Une personne se perçoit comme un tout. Les pensées, sentiments ou humeurs négatifs peuvent déclencher des sensations physiques de douleur ou de fatigue, et inversement. De plus, personne ne vit seul. Une maladie affecte toujours plusieurs personnes de différentes manières. Non seulement la personne malade, mais aussi ses proches sont contraints de s'adapter à des conditions de vie nouvelles, incertaines et parfois douloureuses.

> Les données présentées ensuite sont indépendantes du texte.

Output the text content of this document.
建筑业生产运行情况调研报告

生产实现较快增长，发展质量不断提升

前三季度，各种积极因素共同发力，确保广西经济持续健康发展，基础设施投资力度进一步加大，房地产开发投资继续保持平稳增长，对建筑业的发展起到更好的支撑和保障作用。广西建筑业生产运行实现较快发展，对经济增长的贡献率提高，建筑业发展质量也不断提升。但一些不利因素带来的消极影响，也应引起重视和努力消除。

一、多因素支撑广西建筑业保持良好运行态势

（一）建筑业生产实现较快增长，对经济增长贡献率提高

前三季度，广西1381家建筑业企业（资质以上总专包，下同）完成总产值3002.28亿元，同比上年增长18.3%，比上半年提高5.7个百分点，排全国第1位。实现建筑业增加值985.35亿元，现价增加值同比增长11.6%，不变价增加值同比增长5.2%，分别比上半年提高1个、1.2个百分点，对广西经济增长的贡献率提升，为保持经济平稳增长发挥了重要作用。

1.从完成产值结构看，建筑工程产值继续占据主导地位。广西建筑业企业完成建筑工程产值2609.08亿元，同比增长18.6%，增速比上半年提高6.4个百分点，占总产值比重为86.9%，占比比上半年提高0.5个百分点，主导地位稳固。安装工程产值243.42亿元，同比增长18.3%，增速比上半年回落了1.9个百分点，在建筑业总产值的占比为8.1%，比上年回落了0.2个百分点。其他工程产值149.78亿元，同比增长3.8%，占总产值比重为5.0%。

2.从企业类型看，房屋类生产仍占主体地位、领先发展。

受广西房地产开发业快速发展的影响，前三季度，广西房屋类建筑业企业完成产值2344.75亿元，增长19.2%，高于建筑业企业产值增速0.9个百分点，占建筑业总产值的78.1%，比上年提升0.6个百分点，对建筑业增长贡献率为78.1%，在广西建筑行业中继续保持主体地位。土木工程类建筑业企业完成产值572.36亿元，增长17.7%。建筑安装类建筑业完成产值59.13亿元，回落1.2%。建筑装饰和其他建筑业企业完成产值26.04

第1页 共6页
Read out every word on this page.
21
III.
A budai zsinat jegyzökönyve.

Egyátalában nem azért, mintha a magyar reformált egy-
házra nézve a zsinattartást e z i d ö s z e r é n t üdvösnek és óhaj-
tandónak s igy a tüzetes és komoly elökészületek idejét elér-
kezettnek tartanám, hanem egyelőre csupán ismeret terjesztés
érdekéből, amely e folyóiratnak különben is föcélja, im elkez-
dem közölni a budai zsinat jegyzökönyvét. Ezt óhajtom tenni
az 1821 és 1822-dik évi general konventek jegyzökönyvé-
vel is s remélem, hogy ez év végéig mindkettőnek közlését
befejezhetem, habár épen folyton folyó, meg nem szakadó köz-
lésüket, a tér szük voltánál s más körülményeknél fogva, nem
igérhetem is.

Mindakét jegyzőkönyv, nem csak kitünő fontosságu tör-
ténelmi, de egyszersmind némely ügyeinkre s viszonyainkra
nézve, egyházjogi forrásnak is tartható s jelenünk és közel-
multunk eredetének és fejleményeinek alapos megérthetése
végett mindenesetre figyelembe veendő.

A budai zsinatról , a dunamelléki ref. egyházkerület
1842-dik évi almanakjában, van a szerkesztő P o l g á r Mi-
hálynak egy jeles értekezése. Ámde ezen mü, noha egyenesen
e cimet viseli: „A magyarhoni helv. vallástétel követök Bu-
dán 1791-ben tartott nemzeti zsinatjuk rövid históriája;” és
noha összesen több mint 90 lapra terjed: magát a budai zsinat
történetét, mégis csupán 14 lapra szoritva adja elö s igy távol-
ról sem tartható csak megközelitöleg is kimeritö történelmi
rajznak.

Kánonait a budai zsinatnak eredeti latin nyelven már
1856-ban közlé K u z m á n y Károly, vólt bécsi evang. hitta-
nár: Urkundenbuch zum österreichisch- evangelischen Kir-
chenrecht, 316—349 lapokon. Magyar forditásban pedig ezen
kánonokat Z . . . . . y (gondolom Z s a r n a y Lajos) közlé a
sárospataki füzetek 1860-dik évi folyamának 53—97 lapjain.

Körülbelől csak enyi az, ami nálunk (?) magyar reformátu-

Des soins médicaux et infirmiers de qualité assurent au patient un confort physique optimal et minimisent la douleur et l'inconfort. Cependant, la souffrance psychologique et existentielle engendrée par une maladie grave et une mort potentiellement imminente ne peut être résolue ni éliminée, même avec les meilleurs médicaments. Pouvoir exprimer et nommer cette souffrance la rend plus supportable.
Certaines personnes estiment que les questions existentielles relèvent du ressenti et sont trop personnelles pour être abordées dans un cadre de soins. Faire face à sa propre mortalité, ou à celle d'un être cher, et l'accepter est une épreuve terriblement difficile. Un soutien peut s'avérer précieux.
Trouver un sens à sa vie, c'est s'attacher à ce qui nous est cher au quotidien, comme le désir d'être aimé et d'être un bon parent, un bon partenaire, un bon enfant, un bon être humain. Ces questions existentielles touchent à l'essence même de la vie et, face à la souffrance existentielle, nous pouvons parfois nous sentir profondément impuissants.
Nul n'est une page blanche. L'histoire de vie, notamment le bagage philosophique et religieux, détermine en grande partie nos attentes et notre façon d'affronter la vie. Chacun vit la maladie différemment. Mais jusqu'à la fin, nous aspirons tous à être acceptés et respectés. La solitude existentielle pèse lourd. Pour éprouver un sentiment de bien-être, nous avons besoin de lien avec autrui ou avec quelque chose d'extérieur.
Les questions de sens sont souvent occultées par d'autres interrogations. Pour beaucoup, il est plus facile d'exprimer une douleur ou un malaise physique que, par exemple, de dire : « J'ai peur, ne me laissez pas seul(e) ». L'inquiétude pour ses proches ou la peur du rejet peuvent également empêcher d'exprimer ses sentiments.
Une attention et des soins spécifiques prodigués au monde intérieur du patient contribuent à son confort et à son bien-être. Cela a un impact positif sur son entourage. Pouvoir exprimer ses pensées et ses sentiments en toute confiance et sécurité à une personne extérieure à son histoire, mais qui écoute sincèrement et cherche à comprendre, peut être une expérience libératrice et bénéfique. Ce n'est pas sans raison que l'on dit qu'en racontant son histoire, on retrouve son chemin. Les soins existentiels ou spirituels consistent davantage à « être présent » qu'à « faire ». Ils impliquent une forme particulière de proximité, où le soignant s'intéresse avant tout à l'être intérieur de l'autre.
On ne peut changer les faits, mais on peut agir sur le sens qu'on leur donne et sur la façon dont on les appréhende. Changer son regard sur soi-même et sur la vie peut être libérateur. Cela peut susciter un sentiment de bien-être malgré la souffrance et ouvrir de nouvelles perspectives de réconciliation avec soi-même et son identité.
Le sens et la philosophie de la vie sont étroitement liés. Chaque croyance possède son propre code moral, ses symboles, ses coutumes et ses rituels spécifiques. C'est dans sa foi ou sa philosophie de vie que l'on trouve les clés pour appréhender la vie, la mort et le deuil.
Les professionnels de la santé mentale sont également là pour réfléchir avec le patient et sa famille à ce qui se passe, et pour les soutenir dans leur recherche et leurs choix, afin qu'ils leur conviennent.